In England we face both a housing crisis and a growth crisis. Despite high house prices and high and rising rents, the number of homes started last year fell 4 per cent to 98,000. The complexity of this topic has floored the Coalition. Policies to kick start house building are failing. Some of the ideas being floated around Whitehall would actually make a bad situation worse by propping up a dysfunctional model of development. Social housing waiting lists have hit an all time high of over 1.8m households. Individuals and families are trapped waiting in often unsuitable accommodation.
At present, around a fifth of the social housing stock in this country is "expensive" – worth more than the average for that sized property within the same region. Selling off this expensive housing stock when it becomes empty could raise £4.5bn a year. This could be used to build up to 170,000 new social homes a year, 850,000 over five years, the largest social house building programme since the 1970s. Current policy isn’t just unfair to the taxpayer but also the nearly two million families and individuals waiting on the social housing waiting list. One single family will be given a house that most taxpayers could never afford and force others to wait – possibly years.
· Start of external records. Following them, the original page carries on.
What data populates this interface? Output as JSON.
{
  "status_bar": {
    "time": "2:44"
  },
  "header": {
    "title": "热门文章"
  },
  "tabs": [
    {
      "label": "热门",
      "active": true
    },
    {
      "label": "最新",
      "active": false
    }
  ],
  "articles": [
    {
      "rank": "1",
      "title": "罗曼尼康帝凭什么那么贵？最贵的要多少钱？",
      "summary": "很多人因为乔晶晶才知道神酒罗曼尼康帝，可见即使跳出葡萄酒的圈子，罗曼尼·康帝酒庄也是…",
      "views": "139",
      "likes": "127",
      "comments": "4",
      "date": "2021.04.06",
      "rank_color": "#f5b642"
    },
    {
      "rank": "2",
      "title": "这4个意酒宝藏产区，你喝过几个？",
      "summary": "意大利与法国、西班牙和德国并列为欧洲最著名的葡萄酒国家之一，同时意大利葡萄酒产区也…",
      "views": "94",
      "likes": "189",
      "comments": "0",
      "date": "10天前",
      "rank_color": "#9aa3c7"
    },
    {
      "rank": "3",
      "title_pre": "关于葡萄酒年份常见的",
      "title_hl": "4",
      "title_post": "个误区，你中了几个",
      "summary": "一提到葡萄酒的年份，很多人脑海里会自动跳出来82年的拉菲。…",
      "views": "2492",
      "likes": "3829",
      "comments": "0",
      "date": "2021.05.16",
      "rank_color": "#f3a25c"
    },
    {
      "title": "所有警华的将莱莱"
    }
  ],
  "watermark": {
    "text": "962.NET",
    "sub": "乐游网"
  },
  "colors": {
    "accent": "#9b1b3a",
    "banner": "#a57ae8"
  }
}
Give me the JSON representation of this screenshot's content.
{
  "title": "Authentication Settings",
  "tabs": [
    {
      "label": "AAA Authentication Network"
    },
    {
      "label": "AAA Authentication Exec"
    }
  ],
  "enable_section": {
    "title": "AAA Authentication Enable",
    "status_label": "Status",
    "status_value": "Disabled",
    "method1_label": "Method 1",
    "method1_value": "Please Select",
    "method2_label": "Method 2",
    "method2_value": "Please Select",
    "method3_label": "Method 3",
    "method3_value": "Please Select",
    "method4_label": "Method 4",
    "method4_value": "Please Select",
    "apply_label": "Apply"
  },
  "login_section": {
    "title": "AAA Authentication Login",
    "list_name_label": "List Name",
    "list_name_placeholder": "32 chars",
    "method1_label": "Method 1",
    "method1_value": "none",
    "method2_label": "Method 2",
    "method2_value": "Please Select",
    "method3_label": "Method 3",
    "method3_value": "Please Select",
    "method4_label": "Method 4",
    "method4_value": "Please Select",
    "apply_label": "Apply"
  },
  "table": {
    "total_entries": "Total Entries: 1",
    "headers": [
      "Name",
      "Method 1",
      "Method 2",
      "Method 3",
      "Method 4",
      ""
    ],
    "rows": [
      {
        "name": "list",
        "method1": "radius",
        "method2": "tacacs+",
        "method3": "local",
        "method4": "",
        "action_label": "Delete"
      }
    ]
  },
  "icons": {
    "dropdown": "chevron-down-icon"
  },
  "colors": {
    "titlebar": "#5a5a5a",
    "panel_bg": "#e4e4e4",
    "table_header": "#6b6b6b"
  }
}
The more you think about it, the less justified the current system seems. The public agree. 73 per cent agreed social tenants should not be offered new properties worth more than the average in the local authority. 60 per cent agreed social tenants should not be offered new properties in expensive area. The system is so unfair that even social tenants agreed with changing it. Across all regions, classes and tenures, people could see that the idea of expensive social housing for life just doesn’t fit with a fair welfare system.
We could create a huge amount of new decent quality council homes. Properties should have an open market value above a set minimum to ensure decent standards. Local people should control design and quality. We need to get a grip on housing policy. This is a quick and popular option that the civil service should have proposed years ago.
So what is the Coalition waiting for?